Pour la police, du côté des skins, la décision est prise d'aller au contact. Du côté des antifas, les motivations ne sont pas claires : "Pourquoi rester si on a peur que les autres sortent des poings américains?" "Pour moi, ils se prémunissent, tous. Ils appellent tous des renforts, mais ceux des antifas ne sont pas arrivés", a affirmé l'officier. "Il y a une histoire de fierté : personne ne veut baisser la culotte", a-t-il résumé. La vidéo issue d'une caméra de la station de RER voisin est projetée à l'audience. Le cadrage, qui ne laisse voir que les jambes des protagonistes, "ne permet pas de dire qui a frappé en premier" ni s'il a été "fait usage d'une arme", constate un expert vidéo. 

Les témoins se contredisent alors. Plusieurs disent avoir vu Esteban Morillo enfiler un poing américain. D'autres décrivent Samuel Dufour comme assénant les coups mortels. D'autant que plus tard dans la soirée, ce dernier se vantera dans un SMS d'avoir utilisé "un poing américain" et "défoncé" les antifas. Mais aucune arme n'a été retrouvée.

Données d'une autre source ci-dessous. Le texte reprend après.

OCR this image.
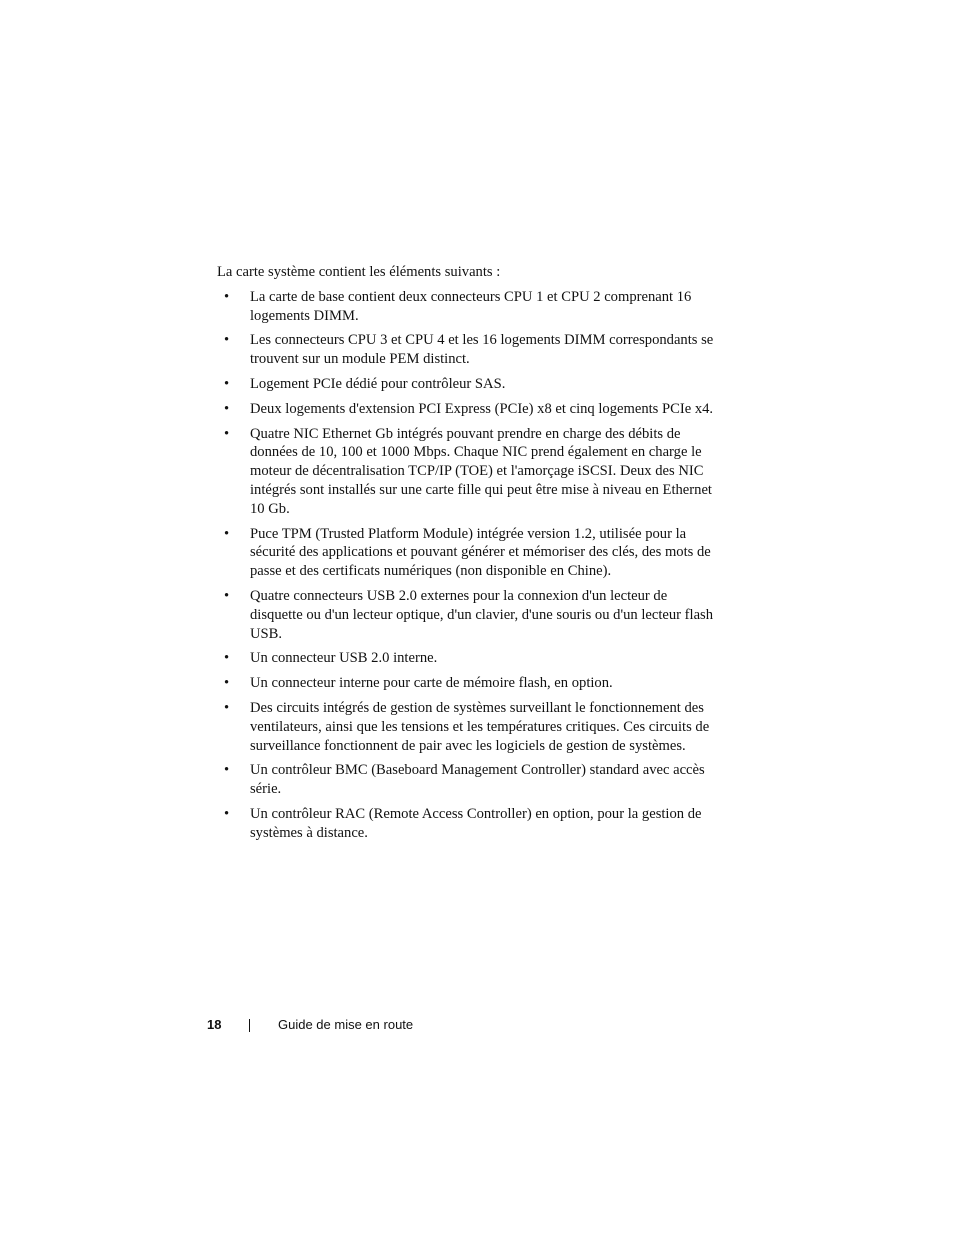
La carte système contient les éléments suivants :

• La carte de base contient deux connecteurs CPU 1 et CPU 2 comprenant 16 logements DIMM.
• Les connecteurs CPU 3 et CPU 4 et les 16 logements DIMM correspondants se trouvent sur un module PEM distinct.
• Logement PCIe dédié pour contrôleur SAS.
• Deux logements d'extension PCI Express (PCIe) x8 et cinq logements PCIe x4.
• Quatre NIC Ethernet Gb intégrés pouvant prendre en charge des débits de données de 10, 100 et 1000 Mbps. Chaque NIC prend également en charge le moteur de décentralisation TCP/IP (TOE) et l'amorçage iSCSI. Deux des NIC intégrés sont installés sur une carte fille qui peut être mise à niveau en Ethernet 10 Gb.
• Puce TPM (Trusted Platform Module) intégrée version 1.2, utilisée pour la sécurité des applications et pouvant générer et mémoriser des clés, des mots de passe et des certificats numériques (non disponible en Chine).
• Quatre connecteurs USB 2.0 externes pour la connexion d'un lecteur de disquette ou d'un lecteur optique, d'un clavier, d'une souris ou d'un lecteur flash USB.
• Un connecteur USB 2.0 interne.
• Un connecteur interne pour carte de mémoire flash, en option.
• Des circuits intégrés de gestion de systèmes surveillant le fonctionnement des ventilateurs, ainsi que les tensions et les températures critiques. Ces circuits de surveillance fonctionnent de pair avec les logiciels de gestion de systèmes.
• Un contrôleur BMC (Baseboard Management Controller) standard avec accès série.
• Un contrôleur RAC (Remote Access Controller) en option, pour la gestion de systèmes à distance.
18	Guide de mise en route
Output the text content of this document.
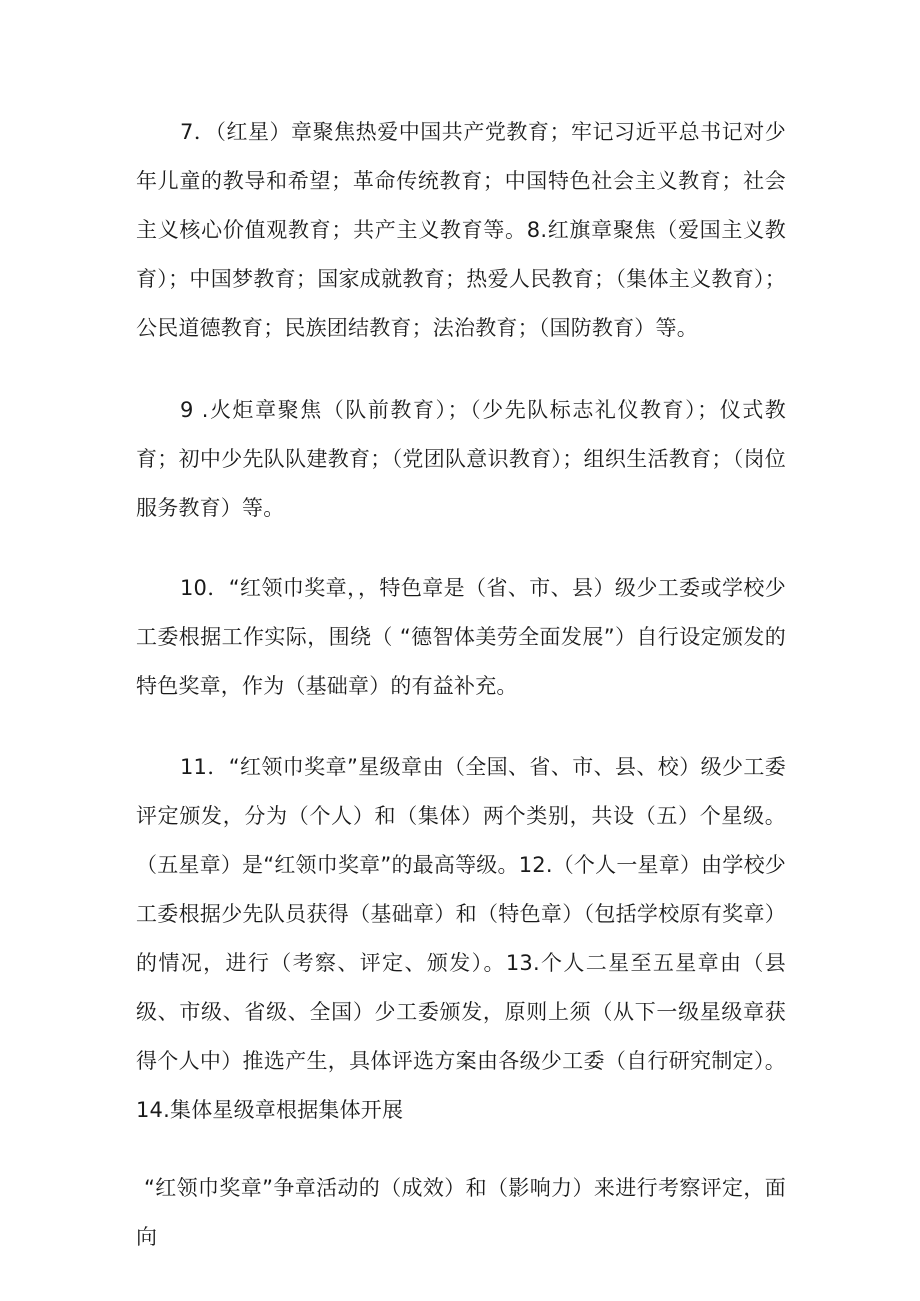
7．（红星）章聚焦热爱中国共产党教育；牢记习近平总书记对少年儿童的教导和希望；革命传统教育；中国特色社会主义教育；社会主义核心价值观教育；共产主义教育等。8.红旗章聚焦（爱国主义教育）；中国梦教育；国家成就教育；热爱人民教育；（集体主义教育）；公民道德教育；民族团结教育；法治教育；（国防教育）等。

9 .火炬章聚焦（队前教育）；（少先队标志礼仪教育）；仪式教育；初中少先队队建教育；（党团队意识教育）；组织生活教育；（岗位服务教育）等。

10．“红领巾奖章，，特色章是（省、市、县）级少工委或学校少工委根据工作实际，围绕（ “德智体美劳全面发展”）自行设定颁发的特色奖章，作为（基础章）的有益补充。

11．“红领巾奖章”星级章由（全国、省、市、县、校）级少工委评定颁发，分为（个人）和（集体）两个类别，共设（五）个星级。（五星章）是“红领巾奖章”的最高等级。12.（个人一星章）由学校少工委根据少先队员获得（基础章）和（特色章）（包括学校原有奖章）的情况，进行（考察、评定、颁发）。13.个人二星至五星章由（县级、市级、省级、全国）少工委颁发，原则上须（从下一级星级章获得个人中）推选产生，具体评选方案由各级少工委（自行研究制定）。14.集体星级章根据集体开展

“红领巾奖章”争章活动的（成效）和（影响力）来进行考察评定，面向
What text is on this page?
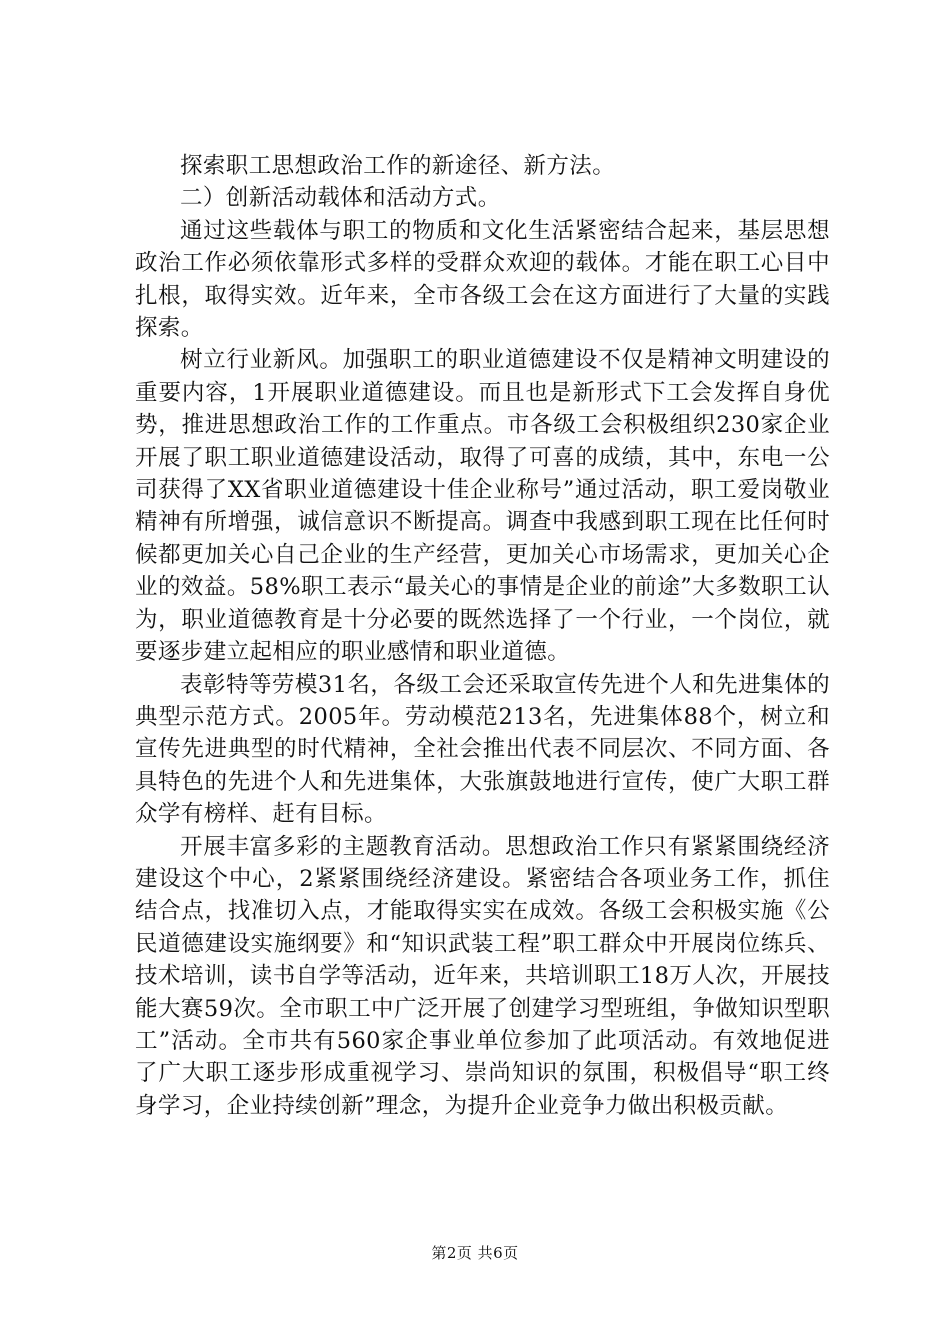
探索职工思想政治工作的新途径、新方法。

二）创新活动载体和活动方式。

通过这些载体与职工的物质和文化生活紧密结合起来，基层思想政治工作必须依靠形式多样的受群众欢迎的载体。才能在职工心目中扎根，取得实效。近年来，全市各级工会在这方面进行了大量的实践探索。

树立行业新风。加强职工的职业道德建设不仅是精神文明建设的重要内容，1开展职业道德建设。而且也是新形式下工会发挥自身优势，推进思想政治工作的工作重点。市各级工会积极组织230家企业开展了职工职业道德建设活动，取得了可喜的成绩，其中，东电一公司获得了XX省职业道德建设十佳企业称号”通过活动，职工爱岗敬业精神有所增强，诚信意识不断提高。调查中我感到职工现在比任何时候都更加关心自己企业的生产经营，更加关心市场需求，更加关心企业的效益。58%职工表示“最关心的事情是企业的前途”大多数职工认为，职业道德教育是十分必要的既然选择了一个行业，一个岗位，就要逐步建立起相应的职业感情和职业道德。

表彰特等劳模31名，各级工会还采取宣传先进个人和先进集体的典型示范方式。2005年。劳动模范213名，先进集体88个，树立和宣传先进典型的时代精神，全社会推出代表不同层次、不同方面、各具特色的先进个人和先进集体，大张旗鼓地进行宣传，使广大职工群众学有榜样、赶有目标。

开展丰富多彩的主题教育活动。思想政治工作只有紧紧围绕经济建设这个中心，2紧紧围绕经济建设。紧密结合各项业务工作，抓住结合点，找准切入点，才能取得实实在成效。各级工会积极实施《公民道德建设实施纲要》和“知识武装工程”职工群众中开展岗位练兵、技术培训，读书自学等活动，近年来，共培训职工18万人次，开展技能大赛59次。全市职工中广泛开展了创建学习型班组，争做知识型职工”活动。全市共有560家企事业单位参加了此项活动。有效地促进了广大职工逐步形成重视学习、崇尚知识的氛围，积极倡导“职工终身学习，企业持续创新”理念，为提升企业竞争力做出积极贡献。

第2页 共6页
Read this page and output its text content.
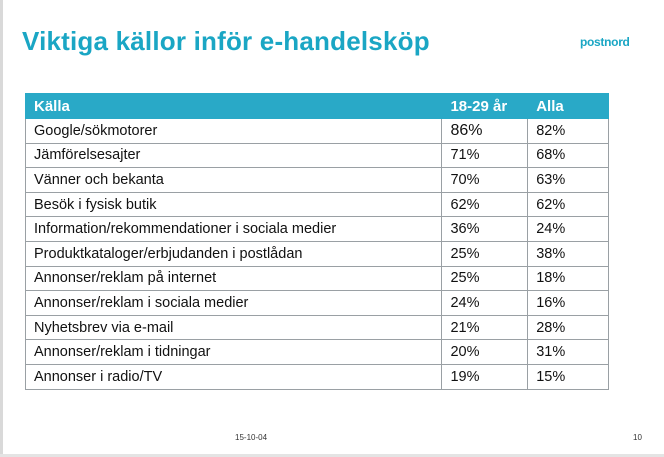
Viktiga källor inför e-handelsköp	postnord
Källa	18-29 år	Alla
Google/sökmotorer	86%	82%
Jämförelsesajter	71%	68%
Vänner och bekanta	70%	63%
Besök i fysisk butik	62%	62%
Information/rekommendationer i sociala medier	36%	24%
Produktkataloger/erbjudanden i postlådan	25%	38%
Annonser/reklam på internet	25%	18%
Annonser/reklam i sociala medier	24%	16%
Nyhetsbrev via e-mail	21%	28%
Annonser/reklam i tidningar	20%	31%
Annonser i radio/TV	19%	15%
15-10-04	10
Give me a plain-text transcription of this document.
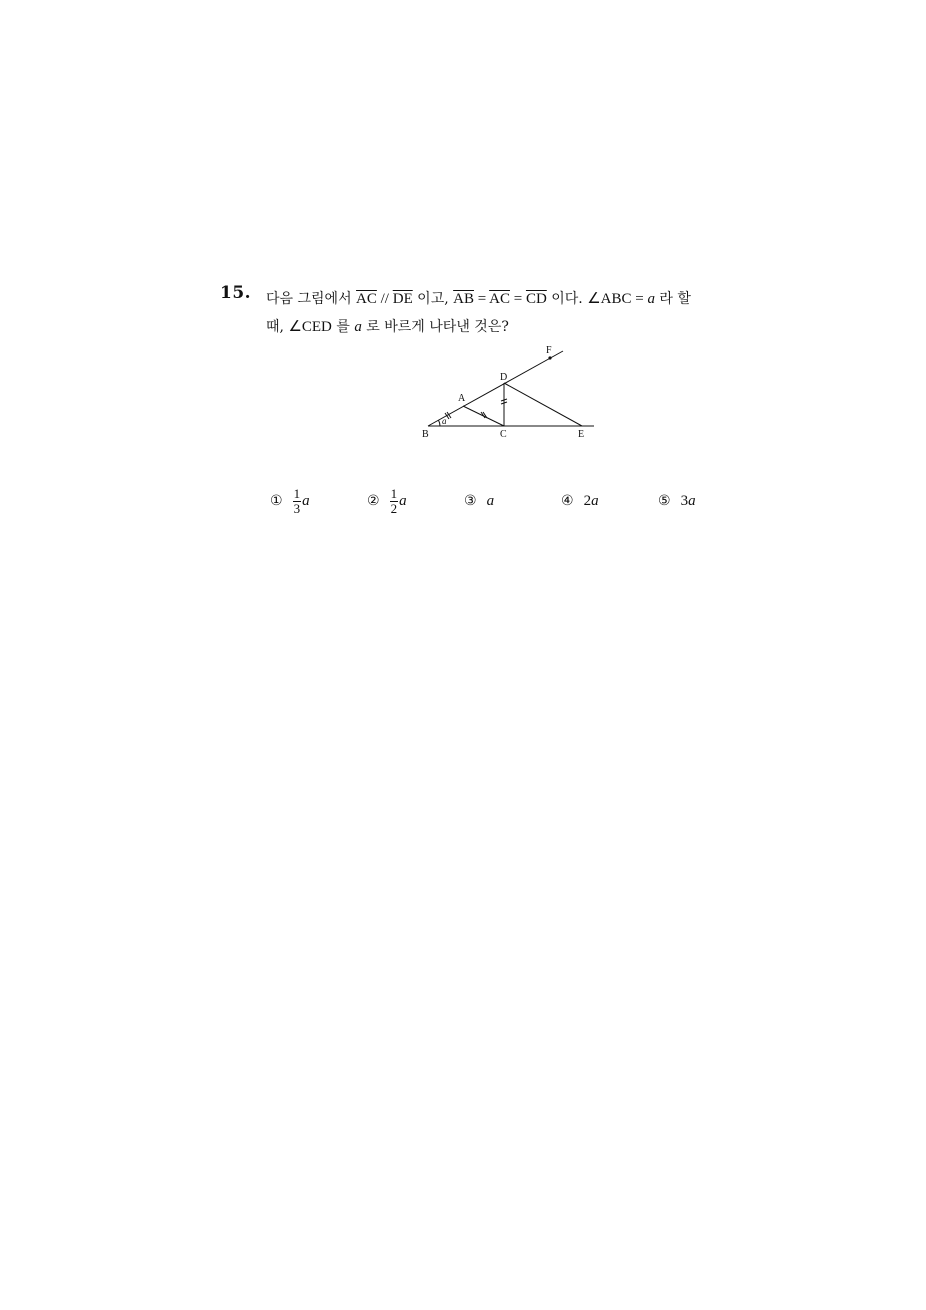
15. 다음 그림에서 $\overline{AC} // \overline{DE}$ 이고, $\overline{AB} = \overline{AC} = \overline{CD}$ 이다. ∠ABC = a 라 할
때, ∠CED 를 a 로 바르게 나타낸 것은?
B
A
C
D
E
F
a
① $\frac{1}{3}$ a	② $\frac{1}{2}$ a	③ a	④ 2 a	⑤ 3 a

Mardi et mercredi : les premières explications des accusés

A la barre mercredi, l'ex-skinhead Samuel Dufour a fait part de son sentiment d'injustice après un an de détention provisoire et alors qu'il répète n'avoir "jamais frappé" le militant antifasciste. Le jeune homme aujourd'hui âgé de 25 ans, qui s'était lui-même "rendu à la police" pour donner sa version des faits avant d'être incarcéré, assume son "nationalisme" et même l'achat d'un poing américain - "plus pour se défendre". Il raconte aussi que ses blagues sur "les nègres" ou "les PD" lui ont parfois valu des ennuis dans son travail d'apprenti boulanger. Un humour que "vous ne pouvez pas comprendre", a-t-il dit à la présidente.

Désormais boulanger à Rouen, il a également rappelé avoir "interdiction" de voir ses copains du Local, le bar de Serge Ayoub, l'ex-chef des skinheads parisiens d'extrême droite. Il dit avoir refait sa vie, mais explique ne pas avoir assez d'argent pour faire enlever ses tatouages. A-t-il pris du recul depuis cette époque, lui a-t-on demandé? "J'ai vécu ça comme une injustice. J'étais surtout en colère", a-t-il seulement éludé.

La veille, c'est l'autre principal accusé qui ouvrait le procès. Esteban Morillo, lui aussi maintenant âgé de 25 ans, a raconté avoir de son côté quitté cette extrême droite "de gros bourrins" qui ne lui a apporté "que des problèmes". Incapable d'expliquer ses sympathies d'ultradroite - qui remonteraient à ses 17 ans, alors qu'il se formait au métier de boulanger - il dit qu'il rendait des services, venait à des manifestations "pour faire nombre", participait à des rassemblements contre les violences aux animaux. "J'ai fait quelques temps à Troisième voie, c'était un syndicat, ni de droite, ni de gauche, avec une conviction solidariste", a-t-il dit. "Ce qui veut dire?" a alors demandé la présidente. "A vrai dire, je sais pas", lui a répondu Esteban Morillo.

Dans son costume sombre, il a dit à quel point il est "attristé par cette affaire". Il a pris près de 40 kg en cinq ans, vient de perdre son dernier emploi, dans une société de nettoyage, "comme à chaque fois" qu'on parle de l'affaire, a-t-il raconté. Mais les avocats de la famille Méric ne sont pas montrés convaincus. "Vous dites que vous avez changé, mais j'ai l'impression que vous avez gommé, simplement", a asséné Me Christian Saint-Palais.

Les deux seront de nouveau interrogés en début de semaine prochaine. Le verdict est quant à lui attendu le 14 septembre.